It all started five years ago in Marseille with a news story about a small-time pimp. A 16-year-old teenage runaway is arrested in a cheap motel where he lives with two prostitutes the same age as him. For several months, they live off prostitution money. He is accused of procuring, although they are merely living their love story.

To write this film, I came back to live in the city where I grew up, Marseille. I knew some of the actors of the film, they inspired me for the screenplay before the casting and the shoot. Very quickly, it became obvious than we should use non-professional actors. They instinctively had the characters’ voice and gestures. Their faces told a story. Dylan Robert, the lead actor, is very close to Zachary. With the other actors, I looked for serendipity between real life and the script. Another actor, who had been incarcerated for four years would leave his prison daily to play one of the main characters.

Shéhérazade blends the language of documentaries, thrillers, films noirs and love stories. Although, with Catherine Paillé, we have crafted a very precise character arch, I wanted to tell a modern story, steeped in our current reality, much like Italian neorealist films.
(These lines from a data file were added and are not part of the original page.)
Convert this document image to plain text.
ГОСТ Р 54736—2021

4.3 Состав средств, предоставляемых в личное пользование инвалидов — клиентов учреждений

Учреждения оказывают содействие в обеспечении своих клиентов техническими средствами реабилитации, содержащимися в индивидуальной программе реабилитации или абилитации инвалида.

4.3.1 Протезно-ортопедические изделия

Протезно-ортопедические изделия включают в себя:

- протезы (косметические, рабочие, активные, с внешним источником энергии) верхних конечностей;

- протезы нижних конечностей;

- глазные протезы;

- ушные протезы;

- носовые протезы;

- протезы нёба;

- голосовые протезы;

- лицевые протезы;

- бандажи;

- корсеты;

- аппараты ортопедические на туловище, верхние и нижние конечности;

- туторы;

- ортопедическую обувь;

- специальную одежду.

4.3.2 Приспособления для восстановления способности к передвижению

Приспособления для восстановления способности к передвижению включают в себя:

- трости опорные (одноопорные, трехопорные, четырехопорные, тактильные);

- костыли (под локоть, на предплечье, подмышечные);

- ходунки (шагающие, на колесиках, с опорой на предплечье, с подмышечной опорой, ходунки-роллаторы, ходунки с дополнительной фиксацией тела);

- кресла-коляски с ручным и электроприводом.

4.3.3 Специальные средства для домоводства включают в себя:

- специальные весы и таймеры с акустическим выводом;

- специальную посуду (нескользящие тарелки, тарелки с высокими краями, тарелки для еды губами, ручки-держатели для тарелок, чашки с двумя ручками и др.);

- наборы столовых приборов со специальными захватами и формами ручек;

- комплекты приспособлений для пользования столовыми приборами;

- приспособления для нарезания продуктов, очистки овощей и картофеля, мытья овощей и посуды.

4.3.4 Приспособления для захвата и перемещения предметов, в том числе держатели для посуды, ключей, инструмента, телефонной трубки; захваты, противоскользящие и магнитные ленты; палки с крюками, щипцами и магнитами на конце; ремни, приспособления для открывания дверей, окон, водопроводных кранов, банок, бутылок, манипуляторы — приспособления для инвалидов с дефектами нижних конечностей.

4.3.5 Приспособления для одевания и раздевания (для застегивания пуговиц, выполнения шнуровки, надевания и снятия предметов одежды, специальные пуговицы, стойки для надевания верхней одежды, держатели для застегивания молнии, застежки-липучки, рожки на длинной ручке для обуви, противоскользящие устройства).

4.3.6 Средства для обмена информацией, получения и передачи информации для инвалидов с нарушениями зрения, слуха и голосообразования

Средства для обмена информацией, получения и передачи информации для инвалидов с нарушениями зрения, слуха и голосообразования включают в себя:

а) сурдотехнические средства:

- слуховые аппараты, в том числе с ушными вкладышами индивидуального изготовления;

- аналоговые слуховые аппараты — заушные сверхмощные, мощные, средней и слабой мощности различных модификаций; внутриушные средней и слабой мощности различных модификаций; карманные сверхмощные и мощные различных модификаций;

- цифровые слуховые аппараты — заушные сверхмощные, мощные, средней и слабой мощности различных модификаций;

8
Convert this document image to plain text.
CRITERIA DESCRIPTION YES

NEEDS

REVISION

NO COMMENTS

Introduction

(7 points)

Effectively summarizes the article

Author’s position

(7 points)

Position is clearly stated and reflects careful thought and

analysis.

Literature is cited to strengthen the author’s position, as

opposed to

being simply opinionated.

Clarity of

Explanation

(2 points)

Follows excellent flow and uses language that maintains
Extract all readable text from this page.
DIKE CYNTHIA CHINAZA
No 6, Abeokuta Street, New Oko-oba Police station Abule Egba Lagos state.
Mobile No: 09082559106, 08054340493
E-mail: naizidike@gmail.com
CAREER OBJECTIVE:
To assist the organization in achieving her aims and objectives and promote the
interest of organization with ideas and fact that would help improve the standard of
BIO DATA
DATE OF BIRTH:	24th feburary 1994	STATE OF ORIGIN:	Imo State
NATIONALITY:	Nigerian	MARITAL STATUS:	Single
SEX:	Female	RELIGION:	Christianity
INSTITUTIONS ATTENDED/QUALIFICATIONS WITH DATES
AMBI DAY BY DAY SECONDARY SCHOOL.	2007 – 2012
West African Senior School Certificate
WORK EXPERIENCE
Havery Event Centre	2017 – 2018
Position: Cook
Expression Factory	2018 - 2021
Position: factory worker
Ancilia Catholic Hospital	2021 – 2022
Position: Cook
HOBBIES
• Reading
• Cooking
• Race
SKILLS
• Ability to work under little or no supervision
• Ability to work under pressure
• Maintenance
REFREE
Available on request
I wrote the mafia plots and scenes after careful research and afterwards I rewrote them during the shoot with some actors who knew more about the situations I was describing.

I wanted to infuse romance into this love story and build an epic story. I wanted Zachary and Shéraz to burn their wings for their love story, I wanted them to touch upon bliss. Pasolini and Elia Kazan were important inspirations for my writing, so that I may make the love story characters live daily, so very close to the edge, into a modern-day A Sentimental Education.